Roselle Tabuena
Roselle Tabuena

Software Engineer

Intent-Based Document Categorization

Context

The enrichment involved implementing labeling tasks using a Document Categorization Service. By labeling documents with predefined categories based on user intent, this will improve relevant, "boosted" search results tailored to what the user is actually looking for.

Use Case

When the user performs a search, the API identifies their intent and boosts documents labeled with that specific intent, ensuring the most relevant results appear at the top.

My Role

I was responsible for implementing the Tokenization and Integration layer. The initial architecture was designed to process documents in large "bulk" array to maximize token limit. I managed the data structures (arrays of objects) and the logic for splitting documents to fit the model constraints.

Challenges

Reliability Issues: Attempting to categorize 500 documents at once resulted in a 40% failure rate. Even with retries.

Accuracy Degradation: Testing revealed a "sweet spot" of 100 documents, but bulk processing caused the model to lose nuance, often incorrectly assigning the same category to different types of documents.

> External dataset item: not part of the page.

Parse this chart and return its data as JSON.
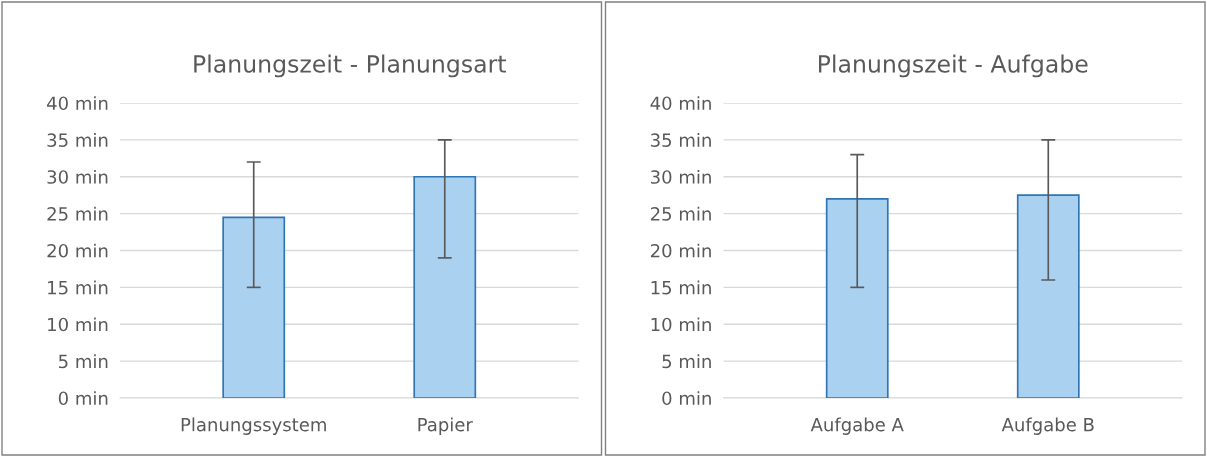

Performance bottlenecks: Increasing retries to fix failures made the API too slow for staging and production use.

Approach

I proposed a shift from bulk processing to parallelized individual processing. I suggested to the Technical Architect (TA) that if accuracy was the priority, we needed to treat documents more granularly.

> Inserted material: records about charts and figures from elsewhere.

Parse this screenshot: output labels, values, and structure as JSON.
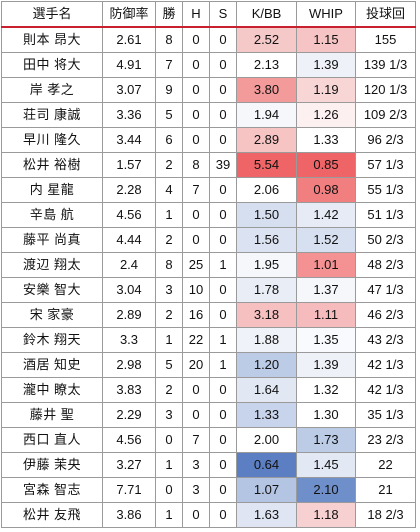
{
  "headers": {
    "name": "選手名",
    "era": "防御率",
    "wins": "勝",
    "holds": "H",
    "saves": "S",
    "kbb": "K/BB",
    "whip": "WHIP",
    "ip": "投球回"
  },
  "rows": [
    {
      "name": "則本 昂大",
      "era": "2.61",
      "wins": "8",
      "holds": "0",
      "saves": "0",
      "kbb": "2.52",
      "whip": "1.15",
      "ip": "155",
      "kbb_color": "#f6c9c9",
      "whip_color": "#f6c4c4"
    },
    {
      "name": "田中 将大",
      "era": "4.91",
      "wins": "7",
      "holds": "0",
      "saves": "0",
      "kbb": "2.13",
      "whip": "1.39",
      "ip": "139 1/3",
      "kbb_color": "#ffffff",
      "whip_color": "#eef1f8"
    },
    {
      "name": "岸 孝之",
      "era": "3.07",
      "wins": "9",
      "holds": "0",
      "saves": "0",
      "kbb": "3.80",
      "whip": "1.19",
      "ip": "120 1/3",
      "kbb_color": "#f39a9a",
      "whip_color": "#f8d6d6"
    },
    {
      "name": "荘司 康誠",
      "era": "3.36",
      "wins": "5",
      "holds": "0",
      "saves": "0",
      "kbb": "1.94",
      "whip": "1.26",
      "ip": "109 2/3",
      "kbb_color": "#f6f7fb",
      "whip_color": "#fcf0f0"
    },
    {
      "name": "早川 隆久",
      "era": "3.44",
      "wins": "6",
      "holds": "0",
      "saves": "0",
      "kbb": "2.89",
      "whip": "1.33",
      "ip": "96 2/3",
      "kbb_color": "#f7c4c4",
      "whip_color": "#ffffff"
    },
    {
      "name": "松井 裕樹",
      "era": "1.57",
      "wins": "2",
      "holds": "8",
      "saves": "39",
      "kbb": "5.54",
      "whip": "0.85",
      "ip": "57 1/3",
      "kbb_color": "#ef6466",
      "whip_color": "#ef6466"
    },
    {
      "name": "内 星龍",
      "era": "2.28",
      "wins": "4",
      "holds": "7",
      "saves": "0",
      "kbb": "2.06",
      "whip": "0.98",
      "ip": "55 1/3",
      "kbb_color": "#ffffff",
      "whip_color": "#f17f80"
    },
    {
      "name": "辛島 航",
      "era": "4.56",
      "wins": "1",
      "holds": "0",
      "saves": "0",
      "kbb": "1.50",
      "whip": "1.42",
      "ip": "51 1/3",
      "kbb_color": "#d6dfef",
      "whip_color": "#e6ebf5"
    },
    {
      "name": "藤平 尚真",
      "era": "4.44",
      "wins": "2",
      "holds": "0",
      "saves": "0",
      "kbb": "1.56",
      "whip": "1.52",
      "ip": "50 2/3",
      "kbb_color": "#dbe2f1",
      "whip_color": "#d7e0f0"
    },
    {
      "name": "渡辺 翔太",
      "era": "2.4",
      "wins": "8",
      "holds": "25",
      "saves": "1",
      "kbb": "1.95",
      "whip": "1.01",
      "ip": "48 2/3",
      "kbb_color": "#f6f7fb",
      "whip_color": "#f39193"
    },
    {
      "name": "安樂 智大",
      "era": "3.04",
      "wins": "3",
      "holds": "10",
      "saves": "0",
      "kbb": "1.78",
      "whip": "1.37",
      "ip": "47 1/3",
      "kbb_color": "#e9edf6",
      "whip_color": "#f6f7fb"
    },
    {
      "name": "宋 家豪",
      "era": "2.89",
      "wins": "2",
      "holds": "16",
      "saves": "0",
      "kbb": "3.18",
      "whip": "1.11",
      "ip": "46 2/3",
      "kbb_color": "#f6c0c1",
      "whip_color": "#f6bcbd"
    },
    {
      "name": "鈴木 翔天",
      "era": "3.3",
      "wins": "1",
      "holds": "22",
      "saves": "1",
      "kbb": "1.88",
      "whip": "1.35",
      "ip": "43 2/3",
      "kbb_color": "#f0f2f9",
      "whip_color": "#f9fafd"
    },
    {
      "name": "酒居 知史",
      "era": "2.98",
      "wins": "5",
      "holds": "20",
      "saves": "1",
      "kbb": "1.20",
      "whip": "1.39",
      "ip": "42 1/3",
      "kbb_color": "#bccbe6",
      "whip_color": "#eef1f8"
    },
    {
      "name": "瀧中 瞭太",
      "era": "3.83",
      "wins": "2",
      "holds": "0",
      "saves": "0",
      "kbb": "1.64",
      "whip": "1.32",
      "ip": "42 1/3",
      "kbb_color": "#e1e7f3",
      "whip_color": "#ffffff"
    },
    {
      "name": "藤井 聖",
      "era": "2.29",
      "wins": "3",
      "holds": "0",
      "saves": "0",
      "kbb": "1.33",
      "whip": "1.30",
      "ip": "35 1/3",
      "kbb_color": "#c8d4eb",
      "whip_color": "#ffffff"
    },
    {
      "name": "西口 直人",
      "era": "4.56",
      "wins": "0",
      "holds": "7",
      "saves": "0",
      "kbb": "2.00",
      "whip": "1.73",
      "ip": "23 2/3",
      "kbb_color": "#ffffff",
      "whip_color": "#bccbe6"
    },
    {
      "name": "伊藤 茉央",
      "era": "3.27",
      "wins": "1",
      "holds": "3",
      "saves": "0",
      "kbb": "0.64",
      "whip": "1.45",
      "ip": "22",
      "kbb_color": "#5b7fc2",
      "whip_color": "#e2e8f4"
    },
    {
      "name": "宮森 智志",
      "era": "7.71",
      "wins": "0",
      "holds": "3",
      "saves": "0",
      "kbb": "1.07",
      "whip": "2.10",
      "ip": "21",
      "kbb_color": "#b4c5e3",
      "whip_color": "#6f8fca"
    },
    {
      "name": "松井 友飛",
      "era": "3.86",
      "wins": "1",
      "holds": "0",
      "saves": "0",
      "kbb": "1.63",
      "whip": "1.18",
      "ip": "18 2/3",
      "kbb_color": "#dfe5f2",
      "whip_color": "#f7d1d2"
    }
  ]
}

Parallelization: Instead of one massive bulk request, I implemented concurrency control using the p-limit library to send 10 parallel API calls at a time. This "sweet spot" maximized without triggering 429 (Rate Limit) errors.

Optimization: By processing one-by-one in parallel, we eliminated the need for complex bulk-recover logic.

Outcome

Speed: Reduced average processing time for 25-28 seconds down to 12-18 seconds (a ~35% improvement).

Reliability: Reduced the retry rate, ensuring we stayed well within the 30-second API Gateway timeout.

Accuracy: Improved categorization by allowing model to focus on one document context at a time rather than a bulk prompt.